O projeto
O periódico revista e um tipo de impresso[1] que “como o nome sugere, passa em revista diversos assuntos (...) que permite um tipo de leitura fragmentada, não contínua, e por vezes seletiva”[2].
Tanto em relação à forma quanto ao conteúdo, está a “meio caminho” entre o jornal e o livro. Essa “função” intermediária que dificulta a sua identificação, talvez tenha pesado no relativo esquecimento a que tem sido relegado esse tipo de impresso.

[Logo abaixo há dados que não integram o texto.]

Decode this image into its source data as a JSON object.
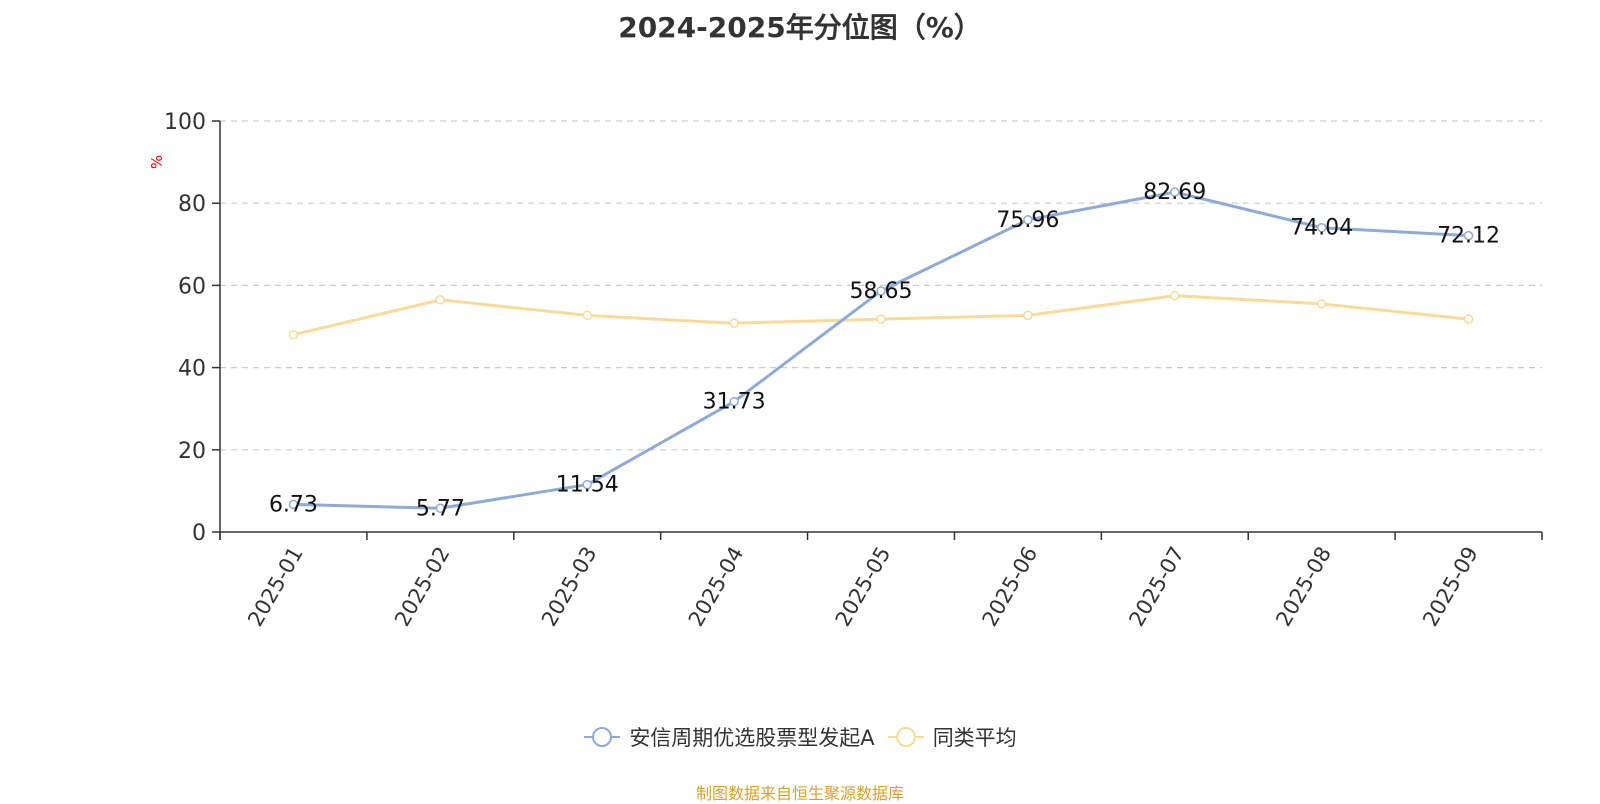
{
  "chart_data": {
    "type": "line",
    "title": "2024-2025年分位图（%）",
    "ylabel": "%",
    "categories": [
      "2025-01",
      "2025-02",
      "2025-03",
      "2025-04",
      "2025-05",
      "2025-06",
      "2025-07",
      "2025-08",
      "2025-09"
    ],
    "ylim": [
      0,
      100
    ],
    "yticks": [
      0,
      20,
      40,
      60,
      80,
      100
    ],
    "grid": true,
    "legend_position": "bottom",
    "series": [
      {
        "name": "安信周期优选股票型发起A",
        "color": "#8eaad8",
        "values": [
          6.73,
          5.77,
          11.54,
          31.73,
          58.65,
          75.96,
          82.69,
          74.04,
          72.12
        ],
        "data_labels": [
          "6.73",
          "5.77",
          "11.54",
          "31.73",
          "58.65",
          "75.96",
          "82.69",
          "74.04",
          "72.12"
        ]
      },
      {
        "name": "同类平均",
        "color": "#fbd999",
        "values": [
          48.0,
          56.5,
          52.7,
          50.8,
          51.8,
          52.7,
          57.5,
          55.5,
          51.8
        ]
      }
    ]
  },
  "source_note": "制图数据来自恒生聚源数据库",
  "colors": {
    "title": "#333333",
    "axis": "#333333",
    "grid": "#cccccc",
    "ylabel": "#ff0000",
    "source": "#d9a030"
  }
}
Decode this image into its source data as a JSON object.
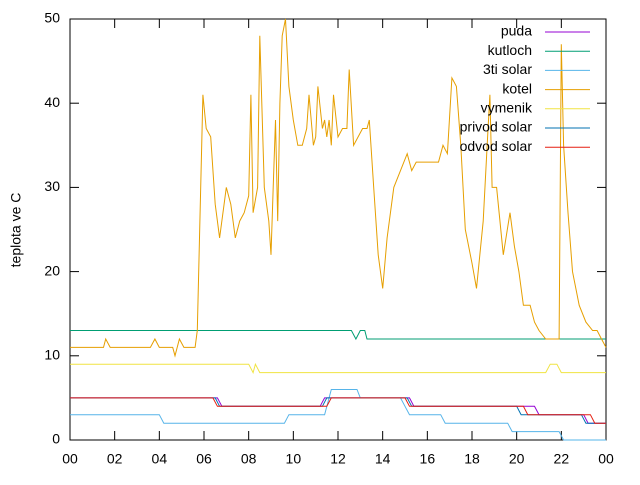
{
  "chart_data": {
    "type": "line",
    "ylabel": "teplota ve C",
    "xlim": [
      0,
      24
    ],
    "ylim": [
      0,
      50
    ],
    "xticks": [
      {
        "value": 0,
        "label": "00"
      },
      {
        "value": 2,
        "label": "02"
      },
      {
        "value": 4,
        "label": "04"
      },
      {
        "value": 6,
        "label": "06"
      },
      {
        "value": 8,
        "label": "08"
      },
      10,
      12,
      14,
      16,
      18,
      20,
      22,
      {
        "value": 24,
        "label": "00"
      }
    ],
    "yticks": [
      0,
      10,
      20,
      30,
      40,
      50
    ],
    "grid": false,
    "legend": "top-right",
    "series": [
      {
        "name": "puda",
        "color": "#9400d3",
        "x": [
          0,
          6.6,
          6.8,
          11.2,
          11.4,
          15.2,
          15.4,
          20.8,
          21.0,
          23.0,
          23.2,
          24
        ],
        "values": [
          5,
          5,
          4,
          4,
          5,
          5,
          4,
          4,
          3,
          3,
          2,
          2
        ]
      },
      {
        "name": "kutloch",
        "color": "#009e73",
        "x": [
          0,
          12.6,
          12.8,
          13.0,
          13.2,
          13.3,
          24
        ],
        "values": [
          13,
          13,
          12,
          13,
          13,
          12,
          12
        ]
      },
      {
        "name": "3ti solar",
        "color": "#56b4e9",
        "x": [
          0,
          4.0,
          4.2,
          9.6,
          9.8,
          11.4,
          11.7,
          12.85,
          13.0,
          14.8,
          15.0,
          15.2,
          16.6,
          16.8,
          19.6,
          19.8,
          21.9,
          22.1,
          24
        ],
        "values": [
          3,
          3,
          2,
          2,
          3,
          3,
          6,
          6,
          5,
          5,
          4,
          3,
          3,
          2,
          2,
          1,
          1,
          0,
          0
        ]
      },
      {
        "name": "kotel",
        "color": "#e69f00",
        "x": [
          0,
          1.5,
          1.6,
          1.8,
          3.6,
          3.8,
          4.0,
          4.6,
          4.7,
          4.9,
          5.1,
          5.6,
          5.7,
          5.95,
          6.1,
          6.3,
          6.5,
          6.7,
          6.9,
          7.0,
          7.2,
          7.4,
          7.6,
          7.8,
          8.0,
          8.1,
          8.2,
          8.4,
          8.5,
          8.7,
          8.9,
          9.0,
          9.1,
          9.2,
          9.3,
          9.4,
          9.5,
          9.65,
          9.8,
          10.0,
          10.2,
          10.4,
          10.6,
          10.7,
          10.9,
          11.0,
          11.1,
          11.3,
          11.4,
          11.5,
          11.6,
          11.7,
          11.8,
          12.0,
          12.2,
          12.4,
          12.5,
          12.7,
          12.9,
          13.1,
          13.3,
          13.4,
          13.6,
          13.8,
          14.0,
          14.2,
          14.5,
          14.8,
          15.1,
          15.3,
          15.5,
          16.0,
          16.5,
          16.7,
          16.9,
          17.1,
          17.3,
          17.5,
          17.7,
          18.0,
          18.2,
          18.5,
          18.7,
          18.8,
          18.9,
          19.1,
          19.4,
          19.7,
          19.9,
          20.1,
          20.3,
          20.6,
          20.8,
          21.0,
          21.3,
          21.5,
          21.9,
          22.0,
          22.1,
          22.3,
          22.5,
          22.8,
          23.1,
          23.4,
          23.6,
          23.8,
          24
        ],
        "values": [
          11,
          11,
          12,
          11,
          11,
          12,
          11,
          11,
          10,
          12,
          11,
          11,
          13,
          41,
          37,
          36,
          28,
          24,
          28,
          30,
          28,
          24,
          26,
          27,
          29,
          41,
          27,
          30,
          48,
          30,
          26,
          22,
          30,
          38,
          26,
          40,
          48,
          50,
          42,
          38,
          35,
          35,
          37,
          41,
          35,
          36,
          42,
          37,
          38,
          36,
          38,
          35,
          41,
          36,
          37,
          37,
          44,
          35,
          36,
          37,
          37,
          38,
          30,
          22,
          18,
          24,
          30,
          32,
          34,
          32,
          33,
          33,
          33,
          35,
          34,
          43,
          42,
          35,
          25,
          21,
          18,
          26,
          36,
          41,
          30,
          30,
          22,
          27,
          23,
          20,
          16,
          16,
          14,
          13,
          12,
          12,
          12,
          47,
          35,
          27,
          20,
          16,
          14,
          13,
          13,
          12,
          11
        ]
      },
      {
        "name": "vymenik",
        "color": "#f0e442",
        "x": [
          0,
          8.0,
          8.2,
          8.3,
          8.5,
          21.3,
          21.5,
          21.8,
          22.0,
          24
        ],
        "values": [
          9,
          9,
          8,
          9,
          8,
          8,
          9,
          9,
          8,
          8
        ]
      },
      {
        "name": "privod solar",
        "color": "#0072b2",
        "x": [
          0,
          6.5,
          6.7,
          11.3,
          11.5,
          15.1,
          15.3,
          20.0,
          20.2,
          22.9,
          23.1,
          24
        ],
        "values": [
          5,
          5,
          4,
          4,
          5,
          5,
          4,
          4,
          3,
          3,
          2,
          2
        ]
      },
      {
        "name": "odvod solar",
        "color": "#e51e10",
        "x": [
          0,
          6.4,
          6.6,
          11.5,
          11.7,
          15.0,
          15.2,
          20.3,
          20.5,
          23.3,
          23.5,
          24
        ],
        "values": [
          5,
          5,
          4,
          4,
          5,
          5,
          4,
          4,
          3,
          3,
          2,
          2
        ]
      }
    ]
  }
}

O Projeto “Catálogo das Revistas Sergipanas” tem por objetivo elaborar uma obra de referência sobre periódicos (ativos ou inativos) que ofereçam contribuição significativa para o estudo da história de Sergipe. Disponibilizar à comunidade de pesquisadores um novo estoque de fontes que estava em desuso apenas pelo desconhecimento dos acervos.
Os trabalhos foram iniciados setembro de 2001, sob a coordenação dos professores do Departamento de História da UFS, Jorge Carvalho do Nascimento e Itamar Freitas. Do projeto fizeram parte os alunos de licenciatura e História: Crislane Barbosa Rodrigues de Farias, Rita de Cássia Melo, Ana Lígia Rodrigues de Farias, Fábio Alves dos Santos e Fernanda Cordeiro de Farias e Elba Carla Maciel Santana.
A pesquisa compreende três etapas: inventário e catalogação das revistas; editoração dos sumários; e publicação da bibliografia comentada sobre a temática da educação veiculada em periódicos sergipanos.
Durante a primeira etapa, já concluída, foram visitadas vinte e duas instituições, bibliotecas em sua maioria, situadas em Aracaju, São Cristóvão e Maruim[3]. Os serviços incluíram o rastreamento de catálogos em base papel e catálogos eletrônicos. Na ausência desses instrumentos, providenciou-se uma busca exaustiva, estante por estante, dos periódicos que se enquadravam nos dois critérios fundamentais: terem sido produzidos em Sergipe e/ou produzidos em outros Estados, mas que tematizassem Sergipe e neste local tivesse circulação plena.
Resultados
O conjunto inventariado até janeiro de 2002 contabiliza cento e trinta e cinco títulos produzidos entre 1890, Revista literária, editada pelo Gabinete de Leitura de Maruim.
A maior parte desses títulos estão armazenadas nas instituições culturais de grande prestígio. Sob esse aspecto, o levantamento somente veio confirmar o que já era esperado. Assim, pertence à Biblioteca Pública Epifânio Dória o maior acervo, sessenta e quatro títulos, seguido do Instituto Histórico e Geográfico de Sergipe sessenta, Biblioteca da UFS, setor de documentação sergipana, quarenta e quatro, Instituto de Educação e Cultura Tobias Barreto, trinta e seis, Memorial de Sergipe (Unit), vinte e três, Arquivo Público do Estado de Sergipe, vinte, e o Programa de Documentação e Pesquisa Histórica (PDPH), dezenove títulos.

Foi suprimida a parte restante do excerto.